やつらが夜な夜な家に来る
認知症の父とその介護をする母の気持ちを考えながら書きました。
現在連載中の作品とは全く別の作風ですが、よろしくお願いします。
まただ。昨夜もやつらが家に来た。
俺は気が気ではなく、ベッドには入らずにリビングのソファで夜を明かした。
彼らは高校生くらいだろう。男子も女子もいるみたいだ。夜な夜な徒党を組んで俺の家まで来て、二階まで上がって何か悪さをしている。彼らが来るようになってもう何日にもなる。
明くる朝、妻に預金通帳を全て出してもらい、預金残高を確認。電卓を使って合計額を計算する。
やつらが通帳に悪さをしてもすぐわかるように。
家を守るのは家長たる俺の役目だ。
少年少女たちが、俺の仕事のせいで我が家まで押しかけてきていると思うと尚更だ。全ては俺の責任なんだ。
「おはよう。コーヒー淹れようか」
妻の良子だ。昨夜の騒ぎには特に何も触れてこない。俺が責任を感じると思って触れないでいてくれるんだろう。
「ああ、ありがとう。もらうよ」
「それからバナナもね。食前食後のお薬も置いておきますね」
「ああ、うん」
そうだ。朝は食前と食後の薬があるんだった。
まずは食前の薬を飲み、バナナを頬張りながら朝刊を読む。良子が淹れてくれたミルクと砂糖たっぷりのコーヒーも飲む。
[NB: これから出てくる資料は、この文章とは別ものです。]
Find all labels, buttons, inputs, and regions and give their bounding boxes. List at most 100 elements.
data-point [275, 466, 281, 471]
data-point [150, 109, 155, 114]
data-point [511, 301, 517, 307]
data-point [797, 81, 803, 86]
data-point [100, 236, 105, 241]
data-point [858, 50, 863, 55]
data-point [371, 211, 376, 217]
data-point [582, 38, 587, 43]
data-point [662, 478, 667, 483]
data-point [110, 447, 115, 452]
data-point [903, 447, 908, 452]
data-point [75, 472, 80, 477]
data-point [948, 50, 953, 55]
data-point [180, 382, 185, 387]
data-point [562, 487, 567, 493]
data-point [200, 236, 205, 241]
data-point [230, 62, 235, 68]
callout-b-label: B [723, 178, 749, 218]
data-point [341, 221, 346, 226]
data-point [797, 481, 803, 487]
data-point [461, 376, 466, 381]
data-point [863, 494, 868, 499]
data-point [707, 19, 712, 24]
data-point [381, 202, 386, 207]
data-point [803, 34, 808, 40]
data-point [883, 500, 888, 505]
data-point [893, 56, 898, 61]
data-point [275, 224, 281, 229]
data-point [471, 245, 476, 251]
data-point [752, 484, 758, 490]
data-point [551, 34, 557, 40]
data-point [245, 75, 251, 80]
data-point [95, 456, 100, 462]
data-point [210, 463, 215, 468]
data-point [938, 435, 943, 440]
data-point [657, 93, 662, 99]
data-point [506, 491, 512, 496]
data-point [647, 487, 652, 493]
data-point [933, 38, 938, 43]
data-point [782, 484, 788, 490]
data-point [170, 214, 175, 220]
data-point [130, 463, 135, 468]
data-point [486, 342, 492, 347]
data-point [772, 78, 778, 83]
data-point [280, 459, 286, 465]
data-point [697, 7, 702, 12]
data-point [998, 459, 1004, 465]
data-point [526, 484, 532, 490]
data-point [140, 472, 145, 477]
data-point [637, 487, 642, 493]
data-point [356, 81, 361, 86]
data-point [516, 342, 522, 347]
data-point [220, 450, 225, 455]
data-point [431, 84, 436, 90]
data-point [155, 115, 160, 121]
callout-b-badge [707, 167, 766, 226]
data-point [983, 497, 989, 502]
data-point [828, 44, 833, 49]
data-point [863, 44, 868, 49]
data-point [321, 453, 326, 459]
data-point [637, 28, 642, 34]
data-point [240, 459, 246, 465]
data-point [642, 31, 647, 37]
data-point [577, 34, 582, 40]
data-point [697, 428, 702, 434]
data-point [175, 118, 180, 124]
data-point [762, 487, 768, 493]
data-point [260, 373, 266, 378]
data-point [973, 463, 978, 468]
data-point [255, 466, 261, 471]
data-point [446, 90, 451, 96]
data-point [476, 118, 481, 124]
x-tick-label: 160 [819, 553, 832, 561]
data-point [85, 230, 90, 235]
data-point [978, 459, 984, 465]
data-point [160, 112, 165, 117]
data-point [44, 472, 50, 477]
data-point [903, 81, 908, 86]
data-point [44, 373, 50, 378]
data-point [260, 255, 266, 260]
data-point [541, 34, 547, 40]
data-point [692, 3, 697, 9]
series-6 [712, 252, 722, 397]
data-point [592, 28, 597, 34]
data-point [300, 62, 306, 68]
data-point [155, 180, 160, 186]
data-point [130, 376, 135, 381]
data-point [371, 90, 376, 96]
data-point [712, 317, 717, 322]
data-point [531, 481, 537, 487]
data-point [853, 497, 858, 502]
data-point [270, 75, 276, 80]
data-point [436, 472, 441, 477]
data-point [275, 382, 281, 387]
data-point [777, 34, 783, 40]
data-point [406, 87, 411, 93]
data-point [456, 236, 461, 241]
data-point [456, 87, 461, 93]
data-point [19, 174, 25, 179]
以前は朝食は食べなかったが、いまは薬を飲まなくてはならないから、いつの間にかバナナを一本食べるようになった。
「ゴミ出しに行ってくるね」
テレビが八時を過ぎたことを告げると同時に、良子がゴミ袋を持って出かけてゆく。
「昨夜もあまり眠れなかったから調子が悪いな。今日は休もうかな」
帰宅した良子に告げると、にっこりと笑って答える。
「そうだね。休んだらいいよ」
「うん。もう一度寝てきてもいいか?」
「うんうん、寝ておいで」
◆◇◆◇◆◇◆◇
夫が起きてきた。寝ぼけ眼で目を擦っている。大きめに声をかける。
「おはよう。もう起きるの?」
「うん…あまり調子が良くないな。今日は休もうかな」
「そっか。休んだらいいんじゃない」
「そうだな。もう少し寝てきていいか?」
こうして夫は四度寝をしにベッドへと戻っていった。
今朝は少し落ち着いているみたい。やはり先週処方してもらった安定剤が効いてきたのかな。
季節の変わり目のせいなのか、ケアマネージャーとの面談が刺激となったのか、今月はずっと夫の妄想と不穏がすごかった。どうか、今日は一日安穏と過ごせますように。変なことを言い出しませんように。
良子は大リーグの野球中継を流すテレビの音量をぐっと絞った。